Ich habe mal versucht, das erste Gedicht, von dem ich schon vermutet hatte, dass es das menschengemachte ist, von der KI weiterschreiben zu lassen, und es schwenkte dann recht stark in Kitsch um. Noch ist dieses GPT-Modell nicht gut darin, originell zu sein, sondern es ist gut darin, Erwartungen zu befriedigen. Poetische Originalität wäre etwas, das man als emergente Eigenschaft bezeichnen würde, also eine Eigenschaft der KI, die nicht selbst in deren stochastischer Architektur steckt, sondern ungeplant infolge der Komplexität des Modells entstehen könnte. Ob es allerdings dazu irgendwann einmal kommt, ist Spekulation und im Moment Teil von Gedankenexperimenten.

Ließe sich KI also nach dem jetzigen Stand besser dazu verwenden, Literatur, die nach einem festen Schema funktioniert – wie etwa Drehbücher –, zu schreiben als kreativere Formen wie Lyrik?

Technisch gesehen ist es einfacher, Gedichte zu generieren, da ChatGPT besser mit kurzen Formen umzugehen weiß als mit großen und kausal strukturierten narrativen Bögen. Interessanterweise lässt sich das ältere GPT2-Modell über eine API bedienen, in der ein sogenannter ‚Temperaturregler‘ verfügbar ist, den man dort noch selbst verstellen kann: Niedrigere Temperaturen führen dazu, dass die KI immer das statistisch nächstliegende Wort benutzt. Bei höheren Temperaturen kommen hingegen unwahrscheinlichere und damit in der Regel unsinnigere, aber zugleich auch potenziell originellere Kombinationen zustande. Ich denke aber, und die Autor*innen in Hollywood befürchten es ebenfalls, dass Drehbücher mit hoher Wahrscheinlichkeit bald von KI verfasst werden könnten.

Sollte es nun bald möglich sein, sich regalmeterweise genau die Bücher generieren zu lassen, die man gerne lesen möchte, geht dann nicht der Aspekt von Literatur verloren, dass man auch mal überrascht wird, einem etwas zugemutet wird?

Es gibt seit mehr als 100 Jahren den Heftroman, das am meisten gedruckte und gelesene Medien- und Buchformat auf dem deutschen Markt, und der macht genau das; Liebesromane und auch Krimis sind immer genau die gleiche Geschichte, nur jedes Mal anders erzählt. Die KI könnte, wenn man etwas dystopisch spekulieren möchte, diese Marktlogik zuspitzen und dazu beitragen, dass Menschen mit sozusagen ‚personalisierten‘ Texten innerhalb ihres Erwartungs- und Geschmackshorizonts versorgt werden. Falls so ein Szenario eintritt, hätten wir es aber mit einem allgemeineren kulturellen Problem zu tun, in dem die Sprachmodelle lediglich ein Baustein, aber nicht der Kern des Problems wären.

Worauf sind Sie gespannt, was die Zukunft textgenerierender KI betrifft?

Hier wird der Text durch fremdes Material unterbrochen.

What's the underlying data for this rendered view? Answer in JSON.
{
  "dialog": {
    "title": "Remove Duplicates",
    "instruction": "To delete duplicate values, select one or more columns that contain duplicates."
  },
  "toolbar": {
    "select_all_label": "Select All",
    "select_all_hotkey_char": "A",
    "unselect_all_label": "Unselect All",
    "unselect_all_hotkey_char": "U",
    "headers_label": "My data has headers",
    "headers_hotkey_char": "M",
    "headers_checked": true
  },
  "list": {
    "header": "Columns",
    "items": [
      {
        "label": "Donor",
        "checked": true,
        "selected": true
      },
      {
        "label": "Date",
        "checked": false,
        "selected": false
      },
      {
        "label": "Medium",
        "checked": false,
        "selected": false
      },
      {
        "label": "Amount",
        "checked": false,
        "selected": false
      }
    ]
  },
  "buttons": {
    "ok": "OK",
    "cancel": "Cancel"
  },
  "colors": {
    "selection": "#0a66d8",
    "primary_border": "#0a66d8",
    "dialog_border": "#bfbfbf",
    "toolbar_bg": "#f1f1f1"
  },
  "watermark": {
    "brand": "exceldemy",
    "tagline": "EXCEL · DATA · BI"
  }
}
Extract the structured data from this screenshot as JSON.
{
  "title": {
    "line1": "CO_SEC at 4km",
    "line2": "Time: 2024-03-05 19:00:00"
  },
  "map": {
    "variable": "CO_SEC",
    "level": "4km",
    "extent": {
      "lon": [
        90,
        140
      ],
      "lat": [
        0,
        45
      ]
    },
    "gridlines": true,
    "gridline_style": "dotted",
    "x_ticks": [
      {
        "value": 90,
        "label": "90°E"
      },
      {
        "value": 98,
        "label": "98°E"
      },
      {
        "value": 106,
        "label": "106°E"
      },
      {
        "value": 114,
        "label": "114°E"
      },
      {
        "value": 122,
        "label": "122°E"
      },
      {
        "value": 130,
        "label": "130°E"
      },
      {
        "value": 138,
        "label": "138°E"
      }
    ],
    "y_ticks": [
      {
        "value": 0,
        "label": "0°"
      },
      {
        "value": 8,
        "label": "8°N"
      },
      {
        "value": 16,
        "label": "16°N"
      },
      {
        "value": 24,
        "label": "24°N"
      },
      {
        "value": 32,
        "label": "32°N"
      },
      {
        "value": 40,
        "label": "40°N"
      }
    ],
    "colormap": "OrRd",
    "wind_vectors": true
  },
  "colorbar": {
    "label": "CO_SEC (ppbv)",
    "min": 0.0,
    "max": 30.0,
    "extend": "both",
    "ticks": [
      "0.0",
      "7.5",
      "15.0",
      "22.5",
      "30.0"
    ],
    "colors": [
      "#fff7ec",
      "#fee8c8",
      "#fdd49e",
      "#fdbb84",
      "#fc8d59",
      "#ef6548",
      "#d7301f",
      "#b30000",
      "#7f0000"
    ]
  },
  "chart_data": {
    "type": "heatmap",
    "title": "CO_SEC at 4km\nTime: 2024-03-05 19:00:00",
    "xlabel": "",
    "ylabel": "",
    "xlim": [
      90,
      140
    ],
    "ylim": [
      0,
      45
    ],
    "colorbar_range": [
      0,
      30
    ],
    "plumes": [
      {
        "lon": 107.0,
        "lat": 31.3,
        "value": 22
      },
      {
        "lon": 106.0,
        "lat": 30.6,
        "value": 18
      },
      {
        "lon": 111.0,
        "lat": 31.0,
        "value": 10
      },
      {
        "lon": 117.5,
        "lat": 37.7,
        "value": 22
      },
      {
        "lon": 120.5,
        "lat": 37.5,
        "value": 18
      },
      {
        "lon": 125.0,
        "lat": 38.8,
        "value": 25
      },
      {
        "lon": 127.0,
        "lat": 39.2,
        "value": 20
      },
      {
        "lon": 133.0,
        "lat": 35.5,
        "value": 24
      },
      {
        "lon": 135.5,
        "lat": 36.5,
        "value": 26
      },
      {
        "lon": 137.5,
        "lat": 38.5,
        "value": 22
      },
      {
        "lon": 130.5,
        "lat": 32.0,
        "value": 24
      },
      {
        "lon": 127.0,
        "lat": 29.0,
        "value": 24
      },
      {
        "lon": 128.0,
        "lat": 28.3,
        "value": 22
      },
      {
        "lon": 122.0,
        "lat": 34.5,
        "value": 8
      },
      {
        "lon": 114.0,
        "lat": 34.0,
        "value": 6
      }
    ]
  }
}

Es wäre interessant, zu sehen, ob wir nicht eine bessere Anwendung für diese Sprachmodelle finden können. Wir denken immer, wir müssen sie verwenden, um Texte zu generieren oder Wissen zu extrahieren. Die zweite Anwendung ist sicher falsch und die erste vielleicht nicht die beste. Vielleicht können die Modelle uns durch ein konsequenteres Training auf historische Semantiken oder gruppenspezifische Sprachpraktiken helfen, z. B. etwas darüber herauszufinden, wie Sprache in geschichtlichen oder sozialen Kontexten funktioniert. Ich glaube, da steckt noch Musik drin.